Parameters: `dataset_id` (optional), `resource_id` (optional), `limit` (optional, default: 12, max: 100)
Returns monthly statistics including visits and downloads, sorted by month in descending order (most recent first). At least one of `dataset_id` or `resource_id` must be provided. **Note:** This tool only works with the production environment (`DATAGOUV_ENV=prod`). The Metrics API does not have a demo/preprod environment.
## 🧪 Tests
### ✅ Automated Tests with pytest
Run the tests with pytest (these cover helper modules; the MCP server wiring is best exercised via the MCP Inspector):
```shell
# Run all tests
uv run pytest
# Run with verbose output
uv run pytest -v
# Run specific test file
uv run pytest tests/test_tabular_api.py
# Run with custom resource ID
RESOURCE_ID=3b6b2281-b9d9-4959-ae9d-c2c166dff118 uv run pytest tests/test_tabular_api.py
# Run with prod environment
DATAGOUV_ENV=prod uv run pytest
```
### 🔍 Interactive Testing with MCP Inspector
Use the official [MCP Inspector](https://modelcontextprotocol.io/docs/tools/inspector) to interactively test the server tools and resources.
Prerequisites:
- Node.js with `npx` available
Steps:
1. Start the MCP server (see above)
2. In another terminal, launch the inspector:
```shell
npx @modelcontextprotocol/inspector --http-url "http://127.0.0.1:${MCP_PORT}/mcp"
```
Adjust the URL if you exposed the server on another host/port.
## 🤝 Contributing
### 🧹 Code Linting and Formatting
This project follows PEP 8 style guidelines using [Ruff](https://astral.sh/ruff/) for linting and formatting.
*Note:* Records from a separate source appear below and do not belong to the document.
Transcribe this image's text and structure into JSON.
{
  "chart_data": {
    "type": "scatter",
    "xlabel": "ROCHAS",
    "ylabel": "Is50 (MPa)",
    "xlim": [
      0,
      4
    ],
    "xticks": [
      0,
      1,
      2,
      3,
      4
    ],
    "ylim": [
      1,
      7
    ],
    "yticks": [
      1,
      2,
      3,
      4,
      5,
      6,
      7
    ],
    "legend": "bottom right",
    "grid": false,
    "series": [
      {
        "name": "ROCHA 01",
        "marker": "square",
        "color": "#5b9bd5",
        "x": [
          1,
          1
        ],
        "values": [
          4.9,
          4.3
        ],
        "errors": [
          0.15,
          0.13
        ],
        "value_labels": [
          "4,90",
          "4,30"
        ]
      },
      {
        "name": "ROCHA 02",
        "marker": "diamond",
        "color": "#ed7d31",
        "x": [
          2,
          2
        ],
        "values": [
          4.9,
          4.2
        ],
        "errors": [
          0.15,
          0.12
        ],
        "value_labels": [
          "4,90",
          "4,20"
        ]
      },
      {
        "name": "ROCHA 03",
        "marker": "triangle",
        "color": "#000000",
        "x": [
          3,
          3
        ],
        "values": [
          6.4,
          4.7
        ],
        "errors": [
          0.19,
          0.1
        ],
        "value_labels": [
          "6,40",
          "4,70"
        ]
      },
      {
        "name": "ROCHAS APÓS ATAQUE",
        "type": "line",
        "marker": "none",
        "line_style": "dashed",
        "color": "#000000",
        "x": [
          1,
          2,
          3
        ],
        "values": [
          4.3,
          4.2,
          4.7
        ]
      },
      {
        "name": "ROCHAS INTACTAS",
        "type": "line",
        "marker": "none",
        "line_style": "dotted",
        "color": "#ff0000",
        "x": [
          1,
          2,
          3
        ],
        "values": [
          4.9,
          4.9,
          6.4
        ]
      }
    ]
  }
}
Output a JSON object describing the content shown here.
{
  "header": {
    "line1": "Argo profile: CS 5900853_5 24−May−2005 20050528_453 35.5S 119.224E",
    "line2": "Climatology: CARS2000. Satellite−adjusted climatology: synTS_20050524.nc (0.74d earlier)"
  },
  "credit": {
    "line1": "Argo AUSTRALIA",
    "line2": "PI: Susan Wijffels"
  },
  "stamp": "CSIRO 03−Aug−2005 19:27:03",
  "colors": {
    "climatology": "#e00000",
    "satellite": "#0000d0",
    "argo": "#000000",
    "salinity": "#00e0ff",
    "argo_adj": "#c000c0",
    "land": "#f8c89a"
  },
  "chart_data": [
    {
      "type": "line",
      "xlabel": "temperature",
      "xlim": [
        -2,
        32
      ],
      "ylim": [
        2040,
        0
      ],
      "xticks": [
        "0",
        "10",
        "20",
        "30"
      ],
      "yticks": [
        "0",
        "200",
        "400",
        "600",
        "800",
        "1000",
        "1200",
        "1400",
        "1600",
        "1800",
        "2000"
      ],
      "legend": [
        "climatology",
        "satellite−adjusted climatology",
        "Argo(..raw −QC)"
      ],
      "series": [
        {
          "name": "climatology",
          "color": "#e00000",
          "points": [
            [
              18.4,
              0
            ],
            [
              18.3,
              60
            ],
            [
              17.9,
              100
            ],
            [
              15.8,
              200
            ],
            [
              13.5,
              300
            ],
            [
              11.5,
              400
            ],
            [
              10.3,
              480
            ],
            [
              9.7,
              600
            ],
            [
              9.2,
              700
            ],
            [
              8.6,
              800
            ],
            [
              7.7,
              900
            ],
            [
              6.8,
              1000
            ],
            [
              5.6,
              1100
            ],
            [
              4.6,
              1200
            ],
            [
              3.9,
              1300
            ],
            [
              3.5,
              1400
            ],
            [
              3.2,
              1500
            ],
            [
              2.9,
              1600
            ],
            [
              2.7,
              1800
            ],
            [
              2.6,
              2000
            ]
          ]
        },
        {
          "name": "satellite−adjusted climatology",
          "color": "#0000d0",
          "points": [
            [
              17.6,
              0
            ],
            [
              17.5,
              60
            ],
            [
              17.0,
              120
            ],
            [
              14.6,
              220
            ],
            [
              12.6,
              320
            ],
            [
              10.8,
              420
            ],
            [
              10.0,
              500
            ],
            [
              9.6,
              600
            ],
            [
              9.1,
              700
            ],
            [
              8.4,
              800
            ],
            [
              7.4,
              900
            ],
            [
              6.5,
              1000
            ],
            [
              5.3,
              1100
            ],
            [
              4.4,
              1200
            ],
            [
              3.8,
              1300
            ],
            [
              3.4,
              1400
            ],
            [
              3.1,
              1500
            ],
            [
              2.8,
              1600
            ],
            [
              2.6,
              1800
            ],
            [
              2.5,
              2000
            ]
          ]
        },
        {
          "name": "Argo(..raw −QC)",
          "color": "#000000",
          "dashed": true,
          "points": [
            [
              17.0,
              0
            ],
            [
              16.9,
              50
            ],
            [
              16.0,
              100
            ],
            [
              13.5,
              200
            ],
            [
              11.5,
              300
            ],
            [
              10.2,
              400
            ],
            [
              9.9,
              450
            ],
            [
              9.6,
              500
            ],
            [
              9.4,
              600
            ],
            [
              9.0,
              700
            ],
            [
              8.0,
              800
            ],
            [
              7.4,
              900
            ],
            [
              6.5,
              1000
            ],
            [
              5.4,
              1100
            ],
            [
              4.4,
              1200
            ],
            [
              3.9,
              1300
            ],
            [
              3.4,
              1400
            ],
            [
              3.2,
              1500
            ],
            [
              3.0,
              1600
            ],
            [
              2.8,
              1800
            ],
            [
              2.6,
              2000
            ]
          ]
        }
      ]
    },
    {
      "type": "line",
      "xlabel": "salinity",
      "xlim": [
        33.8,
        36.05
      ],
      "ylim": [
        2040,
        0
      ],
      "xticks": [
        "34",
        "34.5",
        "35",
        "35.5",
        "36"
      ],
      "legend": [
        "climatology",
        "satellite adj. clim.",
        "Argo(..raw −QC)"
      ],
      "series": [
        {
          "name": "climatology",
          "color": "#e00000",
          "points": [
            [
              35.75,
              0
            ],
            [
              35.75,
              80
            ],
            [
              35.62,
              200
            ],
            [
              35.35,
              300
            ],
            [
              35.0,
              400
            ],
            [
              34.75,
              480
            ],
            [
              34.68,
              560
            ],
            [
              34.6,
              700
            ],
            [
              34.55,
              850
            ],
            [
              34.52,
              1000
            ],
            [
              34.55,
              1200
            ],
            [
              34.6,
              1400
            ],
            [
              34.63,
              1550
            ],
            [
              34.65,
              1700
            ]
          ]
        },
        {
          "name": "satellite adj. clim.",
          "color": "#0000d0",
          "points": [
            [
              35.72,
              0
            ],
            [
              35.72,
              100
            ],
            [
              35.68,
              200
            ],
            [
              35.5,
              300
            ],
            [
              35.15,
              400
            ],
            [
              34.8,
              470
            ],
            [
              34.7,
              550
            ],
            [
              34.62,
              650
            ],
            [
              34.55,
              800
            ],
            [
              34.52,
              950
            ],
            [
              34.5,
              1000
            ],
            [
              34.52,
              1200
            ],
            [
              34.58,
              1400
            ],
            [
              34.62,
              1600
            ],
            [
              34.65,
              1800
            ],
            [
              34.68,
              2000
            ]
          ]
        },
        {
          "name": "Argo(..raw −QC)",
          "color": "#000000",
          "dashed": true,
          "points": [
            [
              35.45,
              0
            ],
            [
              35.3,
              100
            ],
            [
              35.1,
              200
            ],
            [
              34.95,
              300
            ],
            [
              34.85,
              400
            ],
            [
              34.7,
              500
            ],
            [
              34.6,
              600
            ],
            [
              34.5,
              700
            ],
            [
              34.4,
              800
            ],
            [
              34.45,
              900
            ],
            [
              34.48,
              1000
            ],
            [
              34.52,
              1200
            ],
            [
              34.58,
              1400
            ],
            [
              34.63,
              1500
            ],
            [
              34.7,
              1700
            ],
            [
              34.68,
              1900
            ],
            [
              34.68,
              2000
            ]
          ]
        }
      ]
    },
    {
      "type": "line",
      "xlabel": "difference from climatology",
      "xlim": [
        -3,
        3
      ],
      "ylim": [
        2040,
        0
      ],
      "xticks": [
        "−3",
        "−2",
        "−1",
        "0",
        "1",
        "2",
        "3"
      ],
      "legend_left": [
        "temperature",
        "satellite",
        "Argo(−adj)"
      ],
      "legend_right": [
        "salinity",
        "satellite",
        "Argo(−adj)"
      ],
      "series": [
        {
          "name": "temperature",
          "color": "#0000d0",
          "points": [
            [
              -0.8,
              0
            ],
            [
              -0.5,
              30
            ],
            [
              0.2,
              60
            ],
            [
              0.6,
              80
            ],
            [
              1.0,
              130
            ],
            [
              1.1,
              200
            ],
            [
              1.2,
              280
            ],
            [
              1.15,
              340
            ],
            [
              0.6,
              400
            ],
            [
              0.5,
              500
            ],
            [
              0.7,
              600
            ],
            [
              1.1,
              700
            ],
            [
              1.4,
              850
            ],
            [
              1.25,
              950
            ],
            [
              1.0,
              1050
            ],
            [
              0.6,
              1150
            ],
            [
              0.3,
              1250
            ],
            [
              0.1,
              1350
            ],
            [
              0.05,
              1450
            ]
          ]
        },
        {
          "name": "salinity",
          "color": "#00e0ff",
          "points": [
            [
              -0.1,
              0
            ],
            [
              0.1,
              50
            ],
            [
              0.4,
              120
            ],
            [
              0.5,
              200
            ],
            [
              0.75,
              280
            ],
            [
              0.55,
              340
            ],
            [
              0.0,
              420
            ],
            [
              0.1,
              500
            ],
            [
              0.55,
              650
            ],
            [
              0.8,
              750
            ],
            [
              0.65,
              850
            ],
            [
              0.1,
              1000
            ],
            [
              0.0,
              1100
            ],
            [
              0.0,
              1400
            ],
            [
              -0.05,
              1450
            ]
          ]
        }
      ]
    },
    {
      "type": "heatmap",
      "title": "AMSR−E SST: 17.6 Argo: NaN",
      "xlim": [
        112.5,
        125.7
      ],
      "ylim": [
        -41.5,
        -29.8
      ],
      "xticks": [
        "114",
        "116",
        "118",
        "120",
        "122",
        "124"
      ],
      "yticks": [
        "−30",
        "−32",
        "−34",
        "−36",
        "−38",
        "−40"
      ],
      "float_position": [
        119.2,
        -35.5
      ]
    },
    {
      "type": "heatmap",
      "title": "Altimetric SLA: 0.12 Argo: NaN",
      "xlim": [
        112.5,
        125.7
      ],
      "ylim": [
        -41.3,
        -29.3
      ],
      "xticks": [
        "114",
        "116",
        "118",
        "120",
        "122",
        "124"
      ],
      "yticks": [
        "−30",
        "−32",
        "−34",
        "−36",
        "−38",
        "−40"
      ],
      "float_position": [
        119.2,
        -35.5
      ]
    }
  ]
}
**Either running these commands manually or [installing the pre-commit hook](#-pre-commit-hooks) is required before submitting contributions.**
```shell
# Lint and sort imports, and format code
uv run ruff check --select I --fix && uv run ruff format
```
### 🔗 Pre-commit Hooks
This repository uses a [pre-commit](https://pre-commit.com/) hook which lint and format code before each commit. Installing the pre-commit hook is strongly recommended so the checks run automatically.
**Install pre-commit hooks:**
```shell
uv run pre-commit install
```
The pre-commit hook that automatically:
- Check YAML syntax
- Fix end-of-file issues
- Remove trailing whitespace
- Check for large files
- Run Ruff linting and formatting
### 🏷️ Releases and versioning
The release process uses the [`tag_version.sh`](tag_version.sh) script to create git tags, GitHub releases and update [CHANGELOG.md](CHANGELOG.md) automatically. Package version numbers are automatically derived from git tags using [setuptools_scm](https://github.com/pypa/setuptools_scm), so no manual version updates are needed in `pyproject.toml`.
**Prerequisites**: [GitHub CLI](https://cli.github.com/) must be installed and authenticated, and you must be on the main branch with a clean working directory.
```shell
# Create a new release
./tag_version.sh <version>
# Example
./tag_version.sh 2.5.0
# Dry run to see what would happen
./tag_version.sh 2.5.0 --dry-run
```
The script automatically:
- Extracts commits since the last tag and formats them for CHANGELOG.md
- Identifies breaking changes (commits with `!:` in the subject)
- Creates a git tag and pushes it to the remote repository
- Creates a GitHub release with the changelog content
## 📄 License
This project is licensed under the MIT License - see the [LICENSE](LICENSE) file for details.